Bien que les compétences et le caractère aléatoire expliquent une part importante de la sous-performance ou de la surperformance des objectifs attendus (xG), des éléments contextuels psychologiques et dynamiques jouent également un rôle. La confiance, l'état mental et la concentration d'un joueur peuvent affecter considérablement sa capacité à terminer. Par exemple, un joueur en bonne forme peut prendre des risques qu'il ne tenterait pas autrement ou rester plus calme dans les moments de haute pression, améliorant ainsi son taux de conversion. À l’inverse, les joueurs qui connaissent des difficultés peuvent hésiter, trop réfléchir ou perdre leur sang-froid devant le but, ce qui entraîne de moins bons résultats.

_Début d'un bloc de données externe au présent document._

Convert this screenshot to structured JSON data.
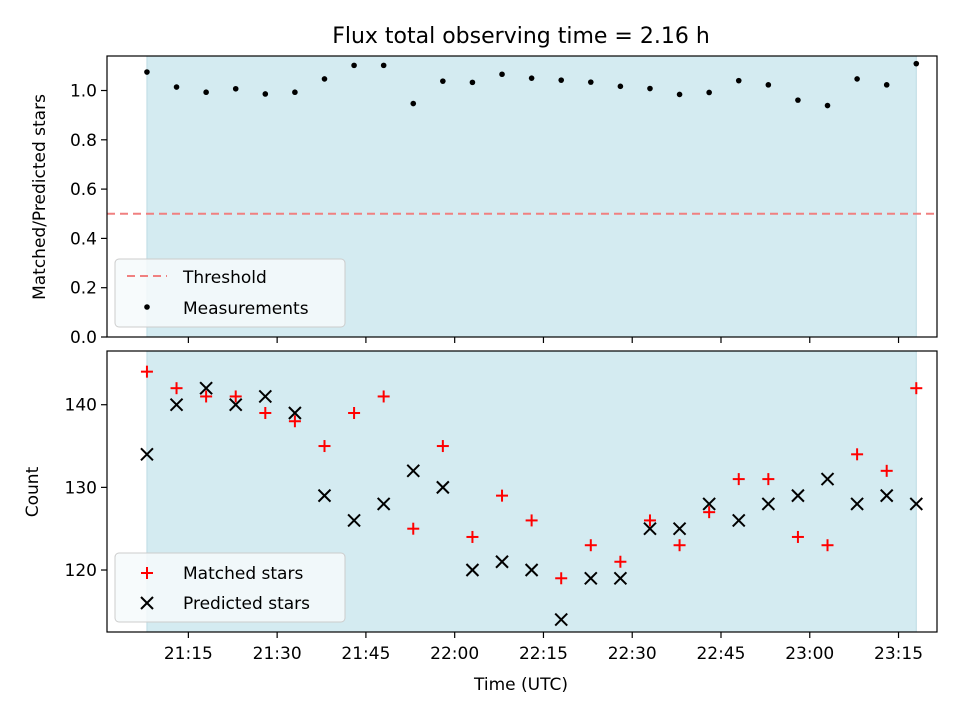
{
  "chart_data": [
    {
      "type": "scatter",
      "title": "Flux total observing time = 2.16 h",
      "xlabel": "",
      "ylabel": "Matched/Predicted stars",
      "ylim": [
        0,
        1.14
      ],
      "yticks": [
        "0.0",
        "0.2",
        "0.4",
        "0.6",
        "0.8",
        "1.0"
      ],
      "shaded_region": {
        "x_start": "21:08",
        "x_end": "23:18",
        "color": "#d4ebf1"
      },
      "threshold": {
        "name": "Threshold",
        "y": 0.5,
        "color": "#f08080",
        "style": "dashed"
      },
      "series": [
        {
          "name": "Measurements",
          "color": "#000000",
          "marker": "dot",
          "x": [
            "21:08",
            "21:13",
            "21:18",
            "21:23",
            "21:28",
            "21:33",
            "21:38",
            "21:43",
            "21:48",
            "21:53",
            "21:58",
            "22:03",
            "22:08",
            "22:13",
            "22:18",
            "22:23",
            "22:28",
            "22:33",
            "22:38",
            "22:43",
            "22:48",
            "22:53",
            "22:58",
            "23:03",
            "23:08",
            "23:13",
            "23:18"
          ],
          "y": [
            1.075,
            1.014,
            0.993,
            1.007,
            0.986,
            0.993,
            1.047,
            1.102,
            1.102,
            0.947,
            1.038,
            1.033,
            1.066,
            1.05,
            1.042,
            1.034,
            1.017,
            1.008,
            0.984,
            0.992,
            1.04,
            1.023,
            0.961,
            0.939,
            1.047,
            1.023,
            1.109
          ]
        }
      ],
      "legend": {
        "position": "bottom-left"
      }
    },
    {
      "type": "scatter",
      "title": "",
      "xlabel": "Time (UTC)",
      "ylabel": "Count",
      "ylim": [
        112.5,
        146.5
      ],
      "yticks": [
        "120",
        "130",
        "140"
      ],
      "xticks": [
        "21:15",
        "21:30",
        "21:45",
        "22:00",
        "22:15",
        "22:30",
        "22:45",
        "23:00",
        "23:15"
      ],
      "shaded_region": {
        "x_start": "21:08",
        "x_end": "23:18",
        "color": "#d4ebf1"
      },
      "series": [
        {
          "name": "Matched stars",
          "color": "#ff0000",
          "marker": "plus",
          "x": [
            "21:08",
            "21:13",
            "21:18",
            "21:23",
            "21:28",
            "21:33",
            "21:38",
            "21:43",
            "21:48",
            "21:53",
            "21:58",
            "22:03",
            "22:08",
            "22:13",
            "22:18",
            "22:23",
            "22:28",
            "22:33",
            "22:38",
            "22:43",
            "22:48",
            "22:53",
            "22:58",
            "23:03",
            "23:08",
            "23:13",
            "23:18"
          ],
          "y": [
            144,
            142,
            141,
            141,
            139,
            138,
            135,
            139,
            141,
            125,
            135,
            124,
            129,
            126,
            119,
            123,
            121,
            126,
            123,
            127,
            131,
            131,
            124,
            123,
            134,
            132,
            142
          ]
        },
        {
          "name": "Predicted stars",
          "color": "#000000",
          "marker": "x",
          "x": [
            "21:08",
            "21:13",
            "21:18",
            "21:23",
            "21:28",
            "21:33",
            "21:38",
            "21:43",
            "21:48",
            "21:53",
            "21:58",
            "22:03",
            "22:08",
            "22:13",
            "22:18",
            "22:23",
            "22:28",
            "22:33",
            "22:38",
            "22:43",
            "22:48",
            "22:53",
            "22:58",
            "23:03",
            "23:08",
            "23:13",
            "23:18"
          ],
          "y": [
            134,
            140,
            142,
            140,
            141,
            139,
            129,
            126,
            128,
            132,
            130,
            120,
            121,
            120,
            114,
            119,
            119,
            125,
            125,
            128,
            126,
            128,
            129,
            131,
            128,
            129,
            128
          ]
        }
      ],
      "legend": {
        "position": "bottom-left"
      }
    }
  ]
}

Certains scénarios de jeu, tels que le score, le stade de la compétition ou la présence d'un public, peuvent influencer les performances des joueurs par rapport au xG. Un attaquant peut exceller dans des moments à faibles enjeux mais avoir du mal sous une pression intense, ou vice versa. Ces facteurs dynamiques et dépendants du contexte sont difficiles à quantifier mais ont indéniablement un impact et ne doivent pas être confondus avec le hasard. De nombreuses analyses statistiques que je vois en ligne commettent l’erreur de confondre les facteurs dynamiques et contextuels avec le hasard, et de telles simplifications excessives nuisent à la qualité de l’analyse.

Nous disposons d'un échantillon suffisamment large de cette saison pour reconnaître que ce qui se passe actuellement avec l'Atleti est plus que de la chance. Leur séquence ne durera peut-être pas éternellement, chaque bonne série finit par se terminer, mais c'est un phénomène qui a déjà façonné de manière significative la course au titre de cette saison et qui continuera probablement à la façonner.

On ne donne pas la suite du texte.